Do you mean mir.ndslice should be marked?

thewilsonator commented 7 years ago

yes. I think it would be good to have a module (probably in dcompute) that imports all the relevant dcompute symbols from ldc.attributes and ldc.dcomputetypes if version = LDC_DCompute and otherwise sets up proxies for the symbols so you can still compile without a dcompute enabled ldc.

9il commented 7 years ago

yes. I think it would be good to have a module (probably in dcompute) that imports all the relevant dcompute symbols from ldc.attributes and ldc.dcomputetypes if version = LDC_DCompute and otherwise sets up proxies for the symbols so you can still compile without a dcompute enabled ldc.

@thewilsonator Why not to allow any generic code to be instantiated in a marked module?

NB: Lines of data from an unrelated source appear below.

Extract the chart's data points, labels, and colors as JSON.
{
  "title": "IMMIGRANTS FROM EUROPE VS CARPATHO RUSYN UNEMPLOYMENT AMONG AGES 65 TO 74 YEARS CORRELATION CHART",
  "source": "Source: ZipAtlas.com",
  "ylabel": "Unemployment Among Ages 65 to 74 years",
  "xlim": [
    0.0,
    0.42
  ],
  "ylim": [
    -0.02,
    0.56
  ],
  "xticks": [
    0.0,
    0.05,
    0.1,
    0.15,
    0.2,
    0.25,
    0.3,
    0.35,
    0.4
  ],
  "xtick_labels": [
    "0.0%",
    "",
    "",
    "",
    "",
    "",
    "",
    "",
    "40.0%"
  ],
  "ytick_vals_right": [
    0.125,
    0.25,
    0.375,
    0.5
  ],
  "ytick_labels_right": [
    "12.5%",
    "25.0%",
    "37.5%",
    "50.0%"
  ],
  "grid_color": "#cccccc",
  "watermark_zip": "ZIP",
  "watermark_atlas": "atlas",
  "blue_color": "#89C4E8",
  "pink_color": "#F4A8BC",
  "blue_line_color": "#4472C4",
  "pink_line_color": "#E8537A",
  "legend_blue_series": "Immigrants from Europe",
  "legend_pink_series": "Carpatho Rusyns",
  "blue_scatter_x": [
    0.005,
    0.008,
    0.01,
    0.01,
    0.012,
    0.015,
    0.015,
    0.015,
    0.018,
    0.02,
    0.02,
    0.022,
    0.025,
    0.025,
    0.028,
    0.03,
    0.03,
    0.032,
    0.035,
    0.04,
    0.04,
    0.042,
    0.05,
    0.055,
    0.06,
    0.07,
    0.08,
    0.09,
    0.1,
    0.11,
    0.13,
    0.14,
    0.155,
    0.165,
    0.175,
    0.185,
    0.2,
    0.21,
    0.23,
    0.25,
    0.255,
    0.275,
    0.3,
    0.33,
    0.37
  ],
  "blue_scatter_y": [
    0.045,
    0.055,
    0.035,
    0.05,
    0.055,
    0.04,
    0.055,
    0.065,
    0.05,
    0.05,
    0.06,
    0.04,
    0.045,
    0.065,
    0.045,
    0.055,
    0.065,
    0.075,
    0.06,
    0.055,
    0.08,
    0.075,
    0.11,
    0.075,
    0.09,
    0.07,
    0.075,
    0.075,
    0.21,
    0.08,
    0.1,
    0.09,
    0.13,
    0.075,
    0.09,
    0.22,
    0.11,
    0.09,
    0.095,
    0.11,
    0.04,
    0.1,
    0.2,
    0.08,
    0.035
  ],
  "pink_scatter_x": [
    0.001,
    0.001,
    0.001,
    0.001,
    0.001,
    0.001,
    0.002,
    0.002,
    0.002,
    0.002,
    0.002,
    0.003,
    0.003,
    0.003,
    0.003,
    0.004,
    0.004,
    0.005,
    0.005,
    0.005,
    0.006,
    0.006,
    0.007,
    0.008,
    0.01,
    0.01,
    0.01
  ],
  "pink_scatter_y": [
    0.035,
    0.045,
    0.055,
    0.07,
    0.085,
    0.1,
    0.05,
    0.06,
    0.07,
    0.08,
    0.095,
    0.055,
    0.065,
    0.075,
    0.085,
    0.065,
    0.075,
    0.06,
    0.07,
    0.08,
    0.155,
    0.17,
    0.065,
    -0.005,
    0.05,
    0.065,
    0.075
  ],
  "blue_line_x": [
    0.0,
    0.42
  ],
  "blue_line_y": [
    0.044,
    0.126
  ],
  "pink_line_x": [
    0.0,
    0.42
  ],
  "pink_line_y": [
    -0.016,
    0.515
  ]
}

thewilsonator commented 7 years ago

?? Not sure what you mean. Any modules, regardless of its @compute'ness, can have templates. The section you quoted would be for enabling building with a non-dcompute enabled compiler (e.g. old LDC and DMD/GDC)

9il commented 7 years ago

I mean that I do not understand why ndslice should be marked if it is completely generic. If we call a generic function from kernel function it can be automatically determinated that generic should be compiled for kernel

thewilsonator commented 7 years ago

Actually that might work. I'm not quite sure how template instances end up in a given module's symbol table, but if it does because it is referenced by that module, then the code would suggest that that would work.

We would still need @compute modules that reference them, though.